The U.S. astronauts, Butch Wilmore and Suni Williams, lifted off on June 5 as a final demonstration to obtain routine flight certification from NASA.

"We are taking our time and following our standard mission management team process," said Steve Stich, NASA's commercial crew program manager.

"Starliner is performing well in orbit while docked to the space station," Stich said, adding that the additional time would yield "valuable insight" into system upgrades for future missions.

The crewed test of the spacecraft, test-flown to space two times since 2019 without humans on board, has encountered five failures of its 28 maneuvering thrusters, five leaks of helium gas meant to pressurize those thrusters, and a slow-moving propellant valve that signalled unfixed past issues.

The issues and the additional tests run by NASA and Boeing call into question when exactly Starliner's crew will be able to make the roughly six-hour return journey home, and add to the program's broader problems.

Boeing has spent $1.5 billion in cost overruns beyond its $4.5-billion NASA development contract.

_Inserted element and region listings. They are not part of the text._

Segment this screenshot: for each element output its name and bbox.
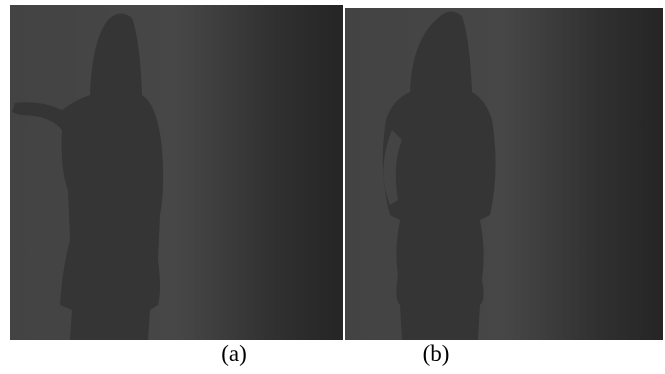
page: (a) (b) (() => { const data = JSON.parse… (0, 0, 665, 374)
panel-caption: (a) (221, 341, 247, 367)
figure (0, 0, 665, 340)
panel-caption: (b) (423, 341, 450, 367)
panel-a-image (10, 5, 343, 340)
panel-b-image (345, 8, 663, 340)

NASA wants Starliner to become a second U.S. spacecraft capable of ferrying astronauts with the ISS, alongside SpaceX's Crew Dragon, its primary ride since 2020.

But Boeing's Starliner program has battled software glitches, design problems and subcontractor disputes for years.

When Starliner arrived in the space station's vicinity to dock on June 6, the five thruster failures prevented a close approach by the spacecraft until Boeing made a fix.

It rewrote software and tweaked some procedures to revive four of them and proceed with a docking.

Starliner's undocking and return to Earth represent the spacecraft's most complicated phases of its test mission.

NASA officials have said they want to better understand the cause of the thruster failures, valve issue and helium leaks before Starliner begins its return.

While just one thruster remains dead in Starliner's current flight, Boeing encountered four thruster problems during the capsule's uncrewed return from space in 2022.

© Reuters. FILE PHOTO: A satellite image shows an overview of the International Space Station with the Boeing Starliner spacecraft, June 7, 2024. Maxar Technologies/Handout via REUTERS/File photo

Flight rules set by Boeing and NASA require Starliner's maneuvering thrusters to allow for "six degrees of freedom of control," at a minimum, and each have one backup thruster, a NASA spokesperson told Reuters.

That could mean at least 12 of the 28 thrusters, most of them backups, are required for a safe flight.